Another R1155A resurrected … (/cont)

This is the finished article; fully working and laced up. I wish I could say that it worked first time, but it didn’t. For various reasons, work had been interrupted once or twice and as a result, a couple of minor wiring errors had crept in. Then during some initial HT voltage measurements it was noted that the bias on the Mixer-Oscillator was incorrect. This was the valve that had been replaced with a 6K8G. I removed it and fitted an ex-equipment VR99 and the discrepancy was resolved. Alignment was more or less straight-forward. However there were a couple of issues relating to the DF circuitry.

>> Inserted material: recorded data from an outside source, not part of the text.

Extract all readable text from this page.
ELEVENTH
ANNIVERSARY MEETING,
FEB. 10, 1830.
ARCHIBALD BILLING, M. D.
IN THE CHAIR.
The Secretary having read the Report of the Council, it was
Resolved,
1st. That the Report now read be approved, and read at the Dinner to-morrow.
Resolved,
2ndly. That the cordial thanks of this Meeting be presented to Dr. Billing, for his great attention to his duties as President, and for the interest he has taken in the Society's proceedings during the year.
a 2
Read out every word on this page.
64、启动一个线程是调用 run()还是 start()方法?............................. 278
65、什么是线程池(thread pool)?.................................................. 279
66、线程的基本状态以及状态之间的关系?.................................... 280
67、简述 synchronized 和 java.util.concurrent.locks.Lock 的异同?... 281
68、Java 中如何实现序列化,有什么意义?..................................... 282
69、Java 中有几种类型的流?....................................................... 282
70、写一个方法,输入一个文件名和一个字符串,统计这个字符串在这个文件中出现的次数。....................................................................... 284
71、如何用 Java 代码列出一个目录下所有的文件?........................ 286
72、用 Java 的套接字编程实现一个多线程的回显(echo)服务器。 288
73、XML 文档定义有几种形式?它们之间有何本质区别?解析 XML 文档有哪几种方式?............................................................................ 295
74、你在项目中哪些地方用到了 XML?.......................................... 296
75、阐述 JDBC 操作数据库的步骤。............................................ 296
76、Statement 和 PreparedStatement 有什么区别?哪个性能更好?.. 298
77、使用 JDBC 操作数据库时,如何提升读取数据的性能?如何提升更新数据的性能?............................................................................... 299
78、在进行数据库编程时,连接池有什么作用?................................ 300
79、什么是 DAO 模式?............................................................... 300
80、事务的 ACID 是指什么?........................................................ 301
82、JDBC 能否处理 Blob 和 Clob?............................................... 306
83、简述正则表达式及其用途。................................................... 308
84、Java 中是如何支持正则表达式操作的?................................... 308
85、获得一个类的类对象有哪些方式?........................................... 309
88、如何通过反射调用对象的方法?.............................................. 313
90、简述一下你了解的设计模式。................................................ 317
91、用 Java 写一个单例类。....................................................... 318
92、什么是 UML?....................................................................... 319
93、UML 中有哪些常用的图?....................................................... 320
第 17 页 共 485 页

The Meter Amplitude control worked in reverse and the Meter balance control was unable to null out the imbalance. The latter was identified as a valve issue by swapping V1 and V2. In doing so the imbalance flipped over the other way. I chose V1 and replaced it with an new VR99A; The Meter Balance control was then able to null  

out the imbalance. The problem with the Meter Amplitude control operating in reverse was a curious one since the wiring appeared to be fine. However there were two types of potentiometer that could be fitted. I replaced the ‘standard’ pot with one with a 6K5 resistor on a small tag as per my AD8882B. This fixed the problem. So I think there might be a problem with the way I interpreted Peter Holtham’s wiring diagram for standard 3-terminal pots. Murphy’s Law struck soon after lacing up the wiring. The set failed on Range 3. Or rather the Local Oscillator became slow to start on that range. This turned out to be an issue with the VR99 that I had fitted. Replacing it only temporarily resolved the problem because I then noticed that L4 in the first stage was no longer tuning. This did not bode well because to remove L4, I was going to have to de-solder connections under the coil-box. The R1155 was never designed to be maintained! In 1943, the life expectancy of a bomber was only 3 weeks! I managed to extract L4 and found that the iron slug had become detached from the Bakelite adjustment screw. I replaced the entire L4 assembly with one from my box of spares. I could have been forgiven for thinking that that would be the end of my problems. But no! The set then stopped working on range 1, then it finally failed on all 5 ranges. This turned out to be a Local Oscillator injection issue and was actually caused by failure of the VR99 mixer-oscillator … again! So I replace it with a NOS VR99 and it has worked fine ever since. The thing you have to remember with the R1155 is that it was never

Intended as a high-spec communications receiver. The presence of the BFO served only to render CW signals readable. There are also more controls on the front panel related to Df’ing than to actual reception. As a general receiver of AM broadcast stations it performs very well and this one even compared rather favourably with my RA1772 at 17.5MHz. I think it is worth the effort restoring these classic receivers just to get a feel for what it was like for the young men who operated them and the companion T1154 transmitter during WW2 and as a testimony to them.